Denby caught himself looking in the tinted glass of the passenger door mirror. What had happened to him? He looked so old; his once brown beard now white.
“You know about this? This is so secret. Seriously. How?”
“That young girl at the mortuary? She was full of them. Conflict diamonds according to the mortuary team, well a few that her surgeon forgot to remove. They carved her open Jack, then left her to
die in between two old industrial buildings, among the nettles and fast-food wrappers. That’s no way for a kid to end their time.”
“It isn’t Jason. But it’s been happening for years, somehow your team have stumbled across this and this might be a good thing.” Denby sounded exhausted. It was clear the short journey to the car had already taken its toll.

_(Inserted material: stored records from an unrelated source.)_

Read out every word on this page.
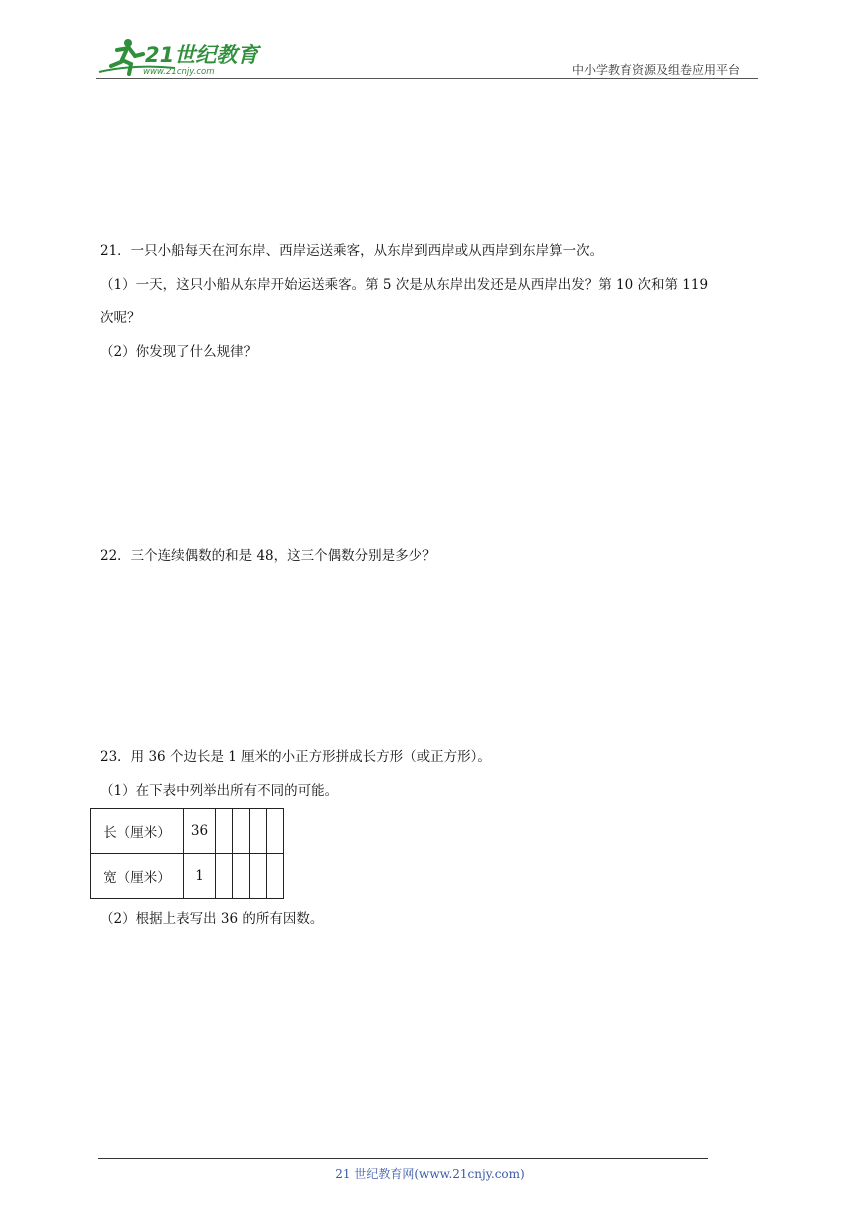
21世纪教育
www.21cnjy.com	中小学教育资源及组卷应用平台
21．一只小船每天在河东岸、西岸运送乘客，从东岸到西岸或从西岸到东岸算一次。
（1）一天，这只小船从东岸开始运送乘客。第 5 次是从东岸出发还是从西岸出发？第 10 次和第 119
次呢？
（2）你发现了什么规律？
22．三个连续偶数的和是 48，这三个偶数分别是多少？
23．用 36 个边长是 1 厘米的小正方形拼成长方形（或正方形）。
（1）在下表中列举出所有不同的可能。
长（厘米）	36				
宽（厘米）	1				
（2）根据上表写出 36 的所有因数。
21 世纪教育网(www.21cnjy.com)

“How can it not be a good thing, Lieutenant Commander?”
“Call me Tom please lad. My life isn’t long enough to waste time on protocols. How can it not be good? I’ll tell you. Back in the day, when we were getting Britain back on her feet there were ships all over the globe, laden with produce and commodities that had been so scarce, during the war and the wars that followed. And after a long period of selflessness men suddenly became greedy once more. The comradeship had counted for nothing when it came to cold, hard cash.”
“OK. What are we saying Tom? Dodgy companies, fly-by-night firms, all seizing the opportunity to cash in? It’s understandable to a point I guess. These days they’d call it entrepreneurship, or opportunity. Why shouldn’t the common man make hay whilst the sun…”
“You are not listening to me lad.” Denby’s voice rose an octave.
“Now pin back those bloody things on the side of your head and listen. I said men became greedy. I did not say the man in the street did I?”
“Well, no…”
“No. I didn’t. In England there were men alright, so far up the food chain, no one, not even a journalist with the appetite of a wolf would have guessed it. I am talking the elite Jason.”
“Royalty?”
“No!” He was adamant. “Never! No, by elite I mean a little further down the chain.”
“What earls and dukes?”
“Hardly, I mean white collar, public school educated, already wealthy and keen to exploit. Remember this was long before your Tweetbook stuff.”
“Facebook.”
“I don’t give a bloody monkey’s what it’s called lad. My point is, back then it took days or often weeks for news to get out, to spread, to cause an issue, and back then, if you were well-connected your daddy could just make a call to a Fleet Street editor and all would be right in the world once more.”